Tax incentives – do they work? The answer to that question depends not only on whom you ask, but also on how you define success.
For producers, tax incentives ‘work’ when they help get a film financed and made -- in a location that works creatively and logistically for the film.
For craft professionals, an incentive system that ‘works’ means just that – it helps them get work (and hopefully ‘good’ work in terms of both pay and creative satisfaction).
For a local or national economy, tax incentives can be deemed successful if they bring in more revenue than they pay out to attract that revenue – which can be highly contentious and surprisingly difficult to measure.
(Here is a good description – from outside the industry -- of how politically contentious that processes can be in the U.S.).
There are also the ancillary businesses that can accrue to an economy from the presence of the film industry. (New Zealand’s big budget gamble on tying the tourism industry into the Hobbit franchise is a high profile example, but regional film boards the world over deal with this on a smaller scale.)
For a community or society, tax incentives can serve the aim of fostering local talent and local creative voices. In countries with the means, this can be the most important desired result of an incentives system.
But not surprisingly, these goals aren’t always in alignment.

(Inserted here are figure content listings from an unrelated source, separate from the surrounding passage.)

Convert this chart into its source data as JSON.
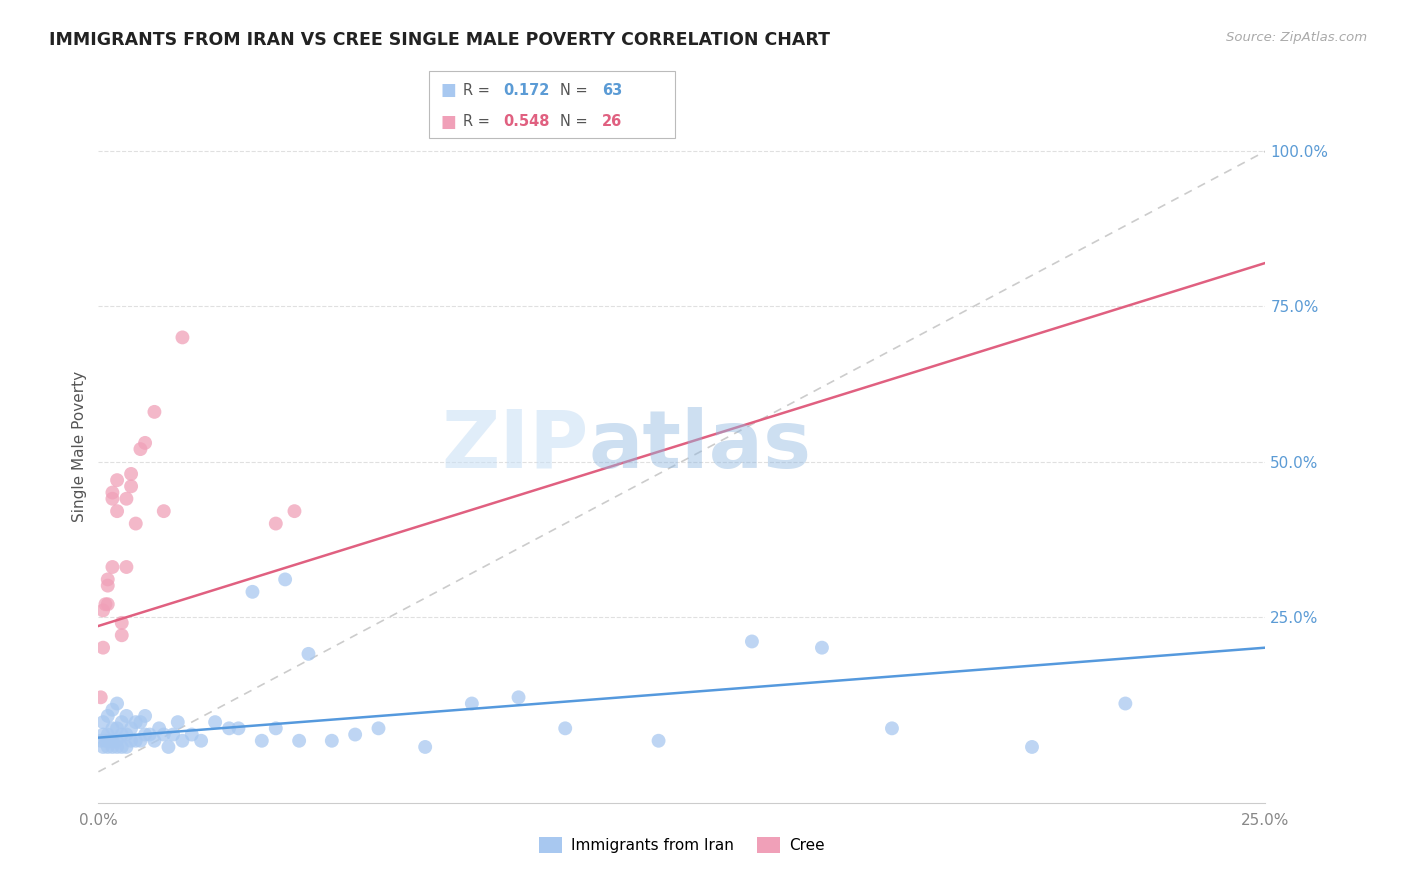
{
  "title": "IMMIGRANTS FROM IRAN VS CREE SINGLE MALE POVERTY CORRELATION CHART",
  "source": "Source: ZipAtlas.com",
  "ylabel": "Single Male Poverty",
  "right_yticks": [
    "100.0%",
    "75.0%",
    "50.0%",
    "25.0%"
  ],
  "right_ytick_vals": [
    1.0,
    0.75,
    0.5,
    0.25
  ],
  "xlim": [
    0.0,
    0.25
  ],
  "ylim": [
    -0.05,
    1.1
  ],
  "legend_iran_r": "0.172",
  "legend_iran_n": "63",
  "legend_cree_r": "0.548",
  "legend_cree_n": "26",
  "iran_color": "#a8c8f0",
  "cree_color": "#f0a0b8",
  "iran_line_color": "#5599dd",
  "cree_line_color": "#e06080",
  "diagonal_color": "#cccccc",
  "watermark_zip": "ZIP",
  "watermark_atlas": "atlas",
  "iran_x": [
    0.0005,
    0.001,
    0.001,
    0.001,
    0.0015,
    0.002,
    0.002,
    0.002,
    0.0025,
    0.003,
    0.003,
    0.003,
    0.003,
    0.004,
    0.004,
    0.004,
    0.004,
    0.005,
    0.005,
    0.005,
    0.006,
    0.006,
    0.006,
    0.007,
    0.007,
    0.008,
    0.008,
    0.009,
    0.009,
    0.01,
    0.01,
    0.011,
    0.012,
    0.013,
    0.014,
    0.015,
    0.016,
    0.017,
    0.018,
    0.02,
    0.022,
    0.025,
    0.028,
    0.03,
    0.033,
    0.035,
    0.038,
    0.04,
    0.043,
    0.045,
    0.05,
    0.055,
    0.06,
    0.07,
    0.08,
    0.09,
    0.1,
    0.12,
    0.14,
    0.155,
    0.17,
    0.2,
    0.22
  ],
  "iran_y": [
    0.05,
    0.04,
    0.06,
    0.08,
    0.05,
    0.04,
    0.06,
    0.09,
    0.05,
    0.04,
    0.05,
    0.07,
    0.1,
    0.04,
    0.05,
    0.07,
    0.11,
    0.04,
    0.06,
    0.08,
    0.04,
    0.06,
    0.09,
    0.05,
    0.07,
    0.05,
    0.08,
    0.05,
    0.08,
    0.06,
    0.09,
    0.06,
    0.05,
    0.07,
    0.06,
    0.04,
    0.06,
    0.08,
    0.05,
    0.06,
    0.05,
    0.08,
    0.07,
    0.07,
    0.29,
    0.05,
    0.07,
    0.31,
    0.05,
    0.19,
    0.05,
    0.06,
    0.07,
    0.04,
    0.11,
    0.12,
    0.07,
    0.05,
    0.21,
    0.2,
    0.07,
    0.04,
    0.11
  ],
  "cree_x": [
    0.0005,
    0.001,
    0.001,
    0.0015,
    0.002,
    0.002,
    0.002,
    0.003,
    0.003,
    0.003,
    0.004,
    0.004,
    0.005,
    0.005,
    0.006,
    0.006,
    0.007,
    0.007,
    0.008,
    0.009,
    0.01,
    0.012,
    0.014,
    0.018,
    0.038,
    0.042
  ],
  "cree_y": [
    0.12,
    0.2,
    0.26,
    0.27,
    0.27,
    0.31,
    0.3,
    0.33,
    0.44,
    0.45,
    0.42,
    0.47,
    0.22,
    0.24,
    0.33,
    0.44,
    0.46,
    0.48,
    0.4,
    0.52,
    0.53,
    0.58,
    0.42,
    0.7,
    0.4,
    0.42
  ],
  "iran_line": [
    0.0,
    0.25,
    0.055,
    0.2
  ],
  "cree_line": [
    0.0,
    0.25,
    0.235,
    0.82
  ]
}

It’s likely that in most cases the attraction of big budget Hollywood/international productions support the technical betterment of local craft professionals.
But when it comes to supporting local creative voices, do such productions create a trickle-down effect? Or simply homogenize the art form and raise the cost of filmmaking to a level that crowds out independent producers working on projects with locally specific content?
I am particularly interested in the ways that this dynamic is playing out in emerging economies and emerging film industries. Next week I’ll be traveling to the Durban FilmMart in South Africa. South Africa is fertile terrain for these questions because it has an active national funder, an incentives structure at least partly geared towards attracting big money studio films, and a sometimes uncomfortable co-existence between government-funded local talent initiatives, big-budget international films, and local films made and distributed on shoestring budgets.